As a catalyst, silver is used in industry for the production of formaldehyde and ethylene oxide, for example.
In dentistry, silver is used in an alloy containing mercury (amalgam).

Because of its disinfecting properties, silver is nowadays also used to purify or keep clean drinking water. Especially for small amounts of water (up to 100 litres), silver (as silver nitrate) is easier to dose and apply than chlorine. Colloidal silver used to be used as an antibiotic in medicine, but is still used in alternative medicine.
In the laboratory, silver nitrate is often used as a reagent in chloride determinations, including for precipitation titrations. The insoluble silver chloride is formed.

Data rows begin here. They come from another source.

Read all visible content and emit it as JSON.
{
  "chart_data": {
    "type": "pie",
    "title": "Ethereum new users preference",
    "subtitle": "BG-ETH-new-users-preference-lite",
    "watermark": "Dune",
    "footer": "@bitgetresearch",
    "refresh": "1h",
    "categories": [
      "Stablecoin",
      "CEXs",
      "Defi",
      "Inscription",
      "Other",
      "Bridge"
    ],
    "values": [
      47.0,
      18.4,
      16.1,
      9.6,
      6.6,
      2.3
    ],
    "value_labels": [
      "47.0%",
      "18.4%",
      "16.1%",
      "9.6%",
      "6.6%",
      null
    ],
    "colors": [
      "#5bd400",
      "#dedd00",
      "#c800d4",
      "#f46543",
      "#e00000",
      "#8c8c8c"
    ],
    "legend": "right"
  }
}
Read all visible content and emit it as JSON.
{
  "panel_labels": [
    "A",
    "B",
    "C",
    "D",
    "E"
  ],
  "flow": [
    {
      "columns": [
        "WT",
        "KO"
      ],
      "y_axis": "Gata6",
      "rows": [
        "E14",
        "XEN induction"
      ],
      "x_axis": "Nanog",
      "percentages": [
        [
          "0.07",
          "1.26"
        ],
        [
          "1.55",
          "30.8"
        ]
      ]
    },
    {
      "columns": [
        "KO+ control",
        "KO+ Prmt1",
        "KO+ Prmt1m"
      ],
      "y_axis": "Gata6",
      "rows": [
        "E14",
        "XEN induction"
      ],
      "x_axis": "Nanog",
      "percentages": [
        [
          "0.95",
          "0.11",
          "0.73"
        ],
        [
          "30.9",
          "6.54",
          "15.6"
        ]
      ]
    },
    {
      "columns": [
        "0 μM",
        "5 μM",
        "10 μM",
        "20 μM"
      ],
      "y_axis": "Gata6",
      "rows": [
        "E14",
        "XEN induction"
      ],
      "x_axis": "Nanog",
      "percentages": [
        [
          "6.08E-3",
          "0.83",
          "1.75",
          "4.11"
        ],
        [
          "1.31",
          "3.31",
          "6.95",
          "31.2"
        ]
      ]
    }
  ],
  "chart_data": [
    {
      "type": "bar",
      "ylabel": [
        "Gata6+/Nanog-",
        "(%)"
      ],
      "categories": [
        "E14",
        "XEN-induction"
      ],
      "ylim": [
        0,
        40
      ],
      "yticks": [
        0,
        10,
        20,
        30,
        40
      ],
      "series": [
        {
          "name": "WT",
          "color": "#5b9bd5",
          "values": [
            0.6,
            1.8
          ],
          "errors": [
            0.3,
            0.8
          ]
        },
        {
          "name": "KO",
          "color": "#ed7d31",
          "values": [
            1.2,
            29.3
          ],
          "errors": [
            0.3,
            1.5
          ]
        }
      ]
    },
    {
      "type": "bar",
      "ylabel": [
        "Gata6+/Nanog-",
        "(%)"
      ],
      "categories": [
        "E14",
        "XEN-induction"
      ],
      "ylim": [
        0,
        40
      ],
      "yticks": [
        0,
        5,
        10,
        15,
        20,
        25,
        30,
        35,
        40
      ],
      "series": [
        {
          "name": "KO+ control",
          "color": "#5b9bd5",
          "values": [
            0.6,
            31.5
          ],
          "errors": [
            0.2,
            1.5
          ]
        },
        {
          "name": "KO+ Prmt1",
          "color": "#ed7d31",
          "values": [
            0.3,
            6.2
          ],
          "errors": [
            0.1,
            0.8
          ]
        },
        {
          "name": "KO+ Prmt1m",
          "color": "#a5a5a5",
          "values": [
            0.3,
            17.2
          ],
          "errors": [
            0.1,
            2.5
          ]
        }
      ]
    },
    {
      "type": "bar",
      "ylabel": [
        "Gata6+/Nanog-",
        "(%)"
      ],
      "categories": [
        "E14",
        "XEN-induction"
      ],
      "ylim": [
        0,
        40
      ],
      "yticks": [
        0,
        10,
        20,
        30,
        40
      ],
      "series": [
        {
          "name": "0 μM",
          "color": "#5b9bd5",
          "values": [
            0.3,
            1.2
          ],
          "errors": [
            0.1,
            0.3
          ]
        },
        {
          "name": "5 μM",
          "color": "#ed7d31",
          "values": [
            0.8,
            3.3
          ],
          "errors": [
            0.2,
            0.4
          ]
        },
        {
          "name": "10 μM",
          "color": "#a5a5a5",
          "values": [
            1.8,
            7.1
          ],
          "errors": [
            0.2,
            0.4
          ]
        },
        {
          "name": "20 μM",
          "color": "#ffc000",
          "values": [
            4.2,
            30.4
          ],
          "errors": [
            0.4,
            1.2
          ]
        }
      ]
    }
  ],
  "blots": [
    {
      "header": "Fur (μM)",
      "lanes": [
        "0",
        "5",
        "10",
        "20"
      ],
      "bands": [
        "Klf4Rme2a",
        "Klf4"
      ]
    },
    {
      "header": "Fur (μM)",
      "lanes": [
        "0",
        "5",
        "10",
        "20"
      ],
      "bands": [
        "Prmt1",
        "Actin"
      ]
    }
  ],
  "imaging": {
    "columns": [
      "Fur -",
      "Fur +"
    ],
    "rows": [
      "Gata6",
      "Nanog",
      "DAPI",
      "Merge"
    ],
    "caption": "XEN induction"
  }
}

Silver is used as a silver halide in photography.
Finely atomized silver iodide is used to make rain and to reduce fog around airports. Silver iodide is responsible for the aggregation of small water droplets that form the clouds.

Remarkable properties
Silver is an easy to work (bendable) metal that is slightly harder than gold and has a white sheen. Of all metals, silver has the best electrical conductivity and the lowest transition resistance, better than copper and gold. Gold, on the other hand, is used more often because it does not corrode. In addition, of all metals, silver conducts heat best and has the highest optical reflection (at least as far as visible light is concerned; ultraviolet light reflects badly). Silver halides are sensitive to light. The metal is stable in clean air and water, but when exposed to ozone or hydrogen sulphide it discolours. In the event that silver comes into contact with sulphur or its compounds, a black layer of silver sulphide forms.

Content
The lustre of silver makes it a sought-after metal for jewellery and silver objects such as cutlery, bowls, candlesticks and trays. These objects often have stamped quality marks such as: a year-letter mark, a master mark and a halt mark. The hallmark was issued after a test by a guarantee institution appointed by the government.